Sunday, April 15, 2012

The Navajo Village; Reflections on El Paso, Juarez, Many Farms; Sustainability, Windows and Light


I want to write today about sustainability, windows and light.  This didn’t come to me all at once, but slowly, as the sun cut its path from east to west and darkness settled deep across the landscape.
Yesterday, we had a special fundraiser for the Boy Scouts at the Navajo Village and it was bitter-cold, which is unusual for Page, especially this time of year.  The two hogans were warm, oil barrel fireplaces humming in the center of the log-rooms, shafts of rain, sleet and snow filtering down through hole in the roofs at the center of the room, sputtering off the top of stoves in short bursts of steam. 
But outside it was intense--especially after a bitter-wind drove the clouds away and a yellow light cut across the landscape, igniting the rocks behind.  It was uncomfortably beautiful.
Large Hogan after the storm passed

Tony, Everest and Tomas dancing in the cold.

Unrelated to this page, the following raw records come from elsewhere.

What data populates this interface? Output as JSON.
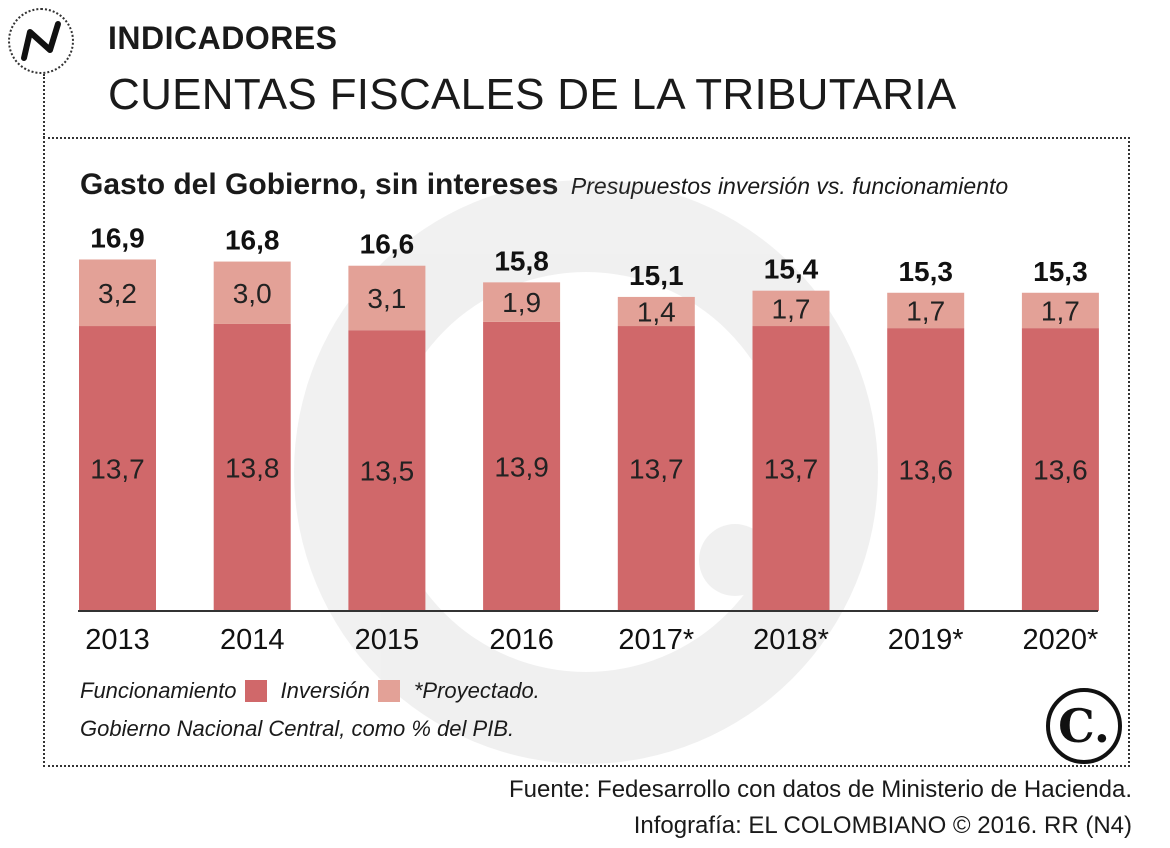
{
  "header": {
    "kicker": "INDICADORES",
    "headline": "CUENTAS FISCALES DE LA TRIBUTARIA",
    "logo_icon": "n-logo-icon"
  },
  "chart_data": {
    "type": "bar",
    "stacked": true,
    "title": "Gasto del Gobierno, sin intereses",
    "subtitle": "Presupuestos inversión vs. funcionamiento",
    "categories": [
      "2013",
      "2014",
      "2015",
      "2016",
      "2017*",
      "2018*",
      "2019*",
      "2020*"
    ],
    "series": [
      {
        "name": "Funcionamiento",
        "color": "#d0686a",
        "values": [
          13.7,
          13.8,
          13.5,
          13.9,
          13.7,
          13.7,
          13.6,
          13.6
        ],
        "labels": [
          "13,7",
          "13,8",
          "13,5",
          "13,9",
          "13,7",
          "13,7",
          "13,6",
          "13,6"
        ]
      },
      {
        "name": "Inversión",
        "color": "#e3a197",
        "values": [
          3.2,
          3.0,
          3.1,
          1.9,
          1.4,
          1.7,
          1.7,
          1.7
        ],
        "labels": [
          "3,2",
          "3,0",
          "3,1",
          "1,9",
          "1,4",
          "1,7",
          "1,7",
          "1,7"
        ]
      }
    ],
    "totals": [
      16.9,
      16.8,
      16.6,
      15.8,
      15.1,
      15.4,
      15.3,
      15.3
    ],
    "total_labels": [
      "16,9",
      "16,8",
      "16,6",
      "15,8",
      "15,1",
      "15,4",
      "15,3",
      "15,3"
    ],
    "ylim": [
      0,
      17
    ],
    "grid": false,
    "xlabel": "",
    "ylabel": ""
  },
  "legend": {
    "funcionamiento": "Funcionamiento",
    "inversion": "Inversión",
    "proyectado": "*Proyectado.",
    "colors": {
      "funcionamiento": "#d0686a",
      "inversion": "#e3a197"
    }
  },
  "note": "Gobierno Nacional Central, como % del PIB.",
  "brand_badge": "C.",
  "footer": {
    "source": "Fuente: Fedesarrollo con datos de Ministerio de Hacienda.",
    "credit": "Infografía: EL COLOMBIANO © 2016. RR (N4)"
  }
}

Then night fell hard, quick.  I worried about my flowers and assumed today would be much the same.  So, I was in no hurry to get up and go outside this morning.

When I finally did, I was quite surprised:  warm sunlight, stillness, birds chirping, a perfect spring morning.  As we were going to church, Marci commented, “Why couldn’t it have been like this yesterday?”    That would have been nice, but I know from experience, not near as memorable.  There is something about hardship, especially the elements, that draws us closer to the essentials of creation.  My most memorable moments camping were at the time the most unpleasant--tent whipping violently in the night, vegetables frozen in a solid block of ice at the bottom of the cooler in the morning--these are the moments I relish later, although they were most uncomfortable at the time.
I can’t help but wonder if the same is true with our lives.  Will we look back from eternity and cherish the moments of death, unemployment, spiritual uncertainty most?  Those moments where we were forced to grow?  I think perhaps so.
This brings me back to sustainability.  A few days ago I was looking at other sites.  Most left me empty, which doesn’t say anything negative about them--just something about me.  They provide very practical information on topics such as reusing rain-water or composting.  Both things I want to do.  But most of the sites don’t provide that slow, reflective talk, which loosens the mind and allows unknown treasures to drop.  To me, it is that dialogue with our creator, ourselves and each other that is at the center of sustainability.
I did, however find one sight which approached what I’m looking for.  I’d like to share it, in case you are looking for something similar.  It’s called Backyard Agrarian and is found at http://www.backyardagrarian.com/sustainable-living-blog.html.  What really impressed me was the site’s description of sustainability:
Backyard Agrarian living isn't about any one thing. It's about how all things are connected. It's about going through life day after day, making observations and continuous adjustments. It's a new way. It's about how we feel in times of birth, death, frustration, joy and how we respond and act  and how we see the connections between our human stuff and what's going on around us. This blog isn't about any one topic. It's about day-to-day thoughts on exploring an agrarian-minded world view.

I know that’s what sustainability is to me--what I need to be sustained physically, mentally, emotionally and spiritually.  Not one thing, but multiple. 

This brings me to windows.  I was rereading Kent Nerburn’s, Small Graces, which is probably my favorite book, when I came across the following passage:

Whenever I’ve had to move from a house, the memory I have carried with me--that has most animated my spirit --is always the memory of the light, and the way it cascaded in through the windows and illuminated the passing moments of the day.

That immediately brought my own flood of memories:  the light igniting the chipped paint on the window seal in my fifth-floor apartment in El Paso, the spread of the international city of Juarez y El Paso del Norte glittering below on both sides of the border.  There was also my window at the budding Cinco Puntos Press (where I worked as an undergraduate student) which overlooked the bridge between Mexico and the United States.  I often stayed late during a very unhappy time in my life because there was something about the stream of shiny metal boxes flowing between the countries that made me feel better. 

Or what about the morning light outside our apartment in Many Farms?--a monolithic sandstone butte glowing on the horizon through lacy curtains, the foreground still in dark, blue shadows, Semi-trucks lit-up in yellow lights at the 7 to 11 station across the paper-littered field. 


Views from our house at Dry Creek, March 19, 2012


These small graces get us by.  I now leave you to your own.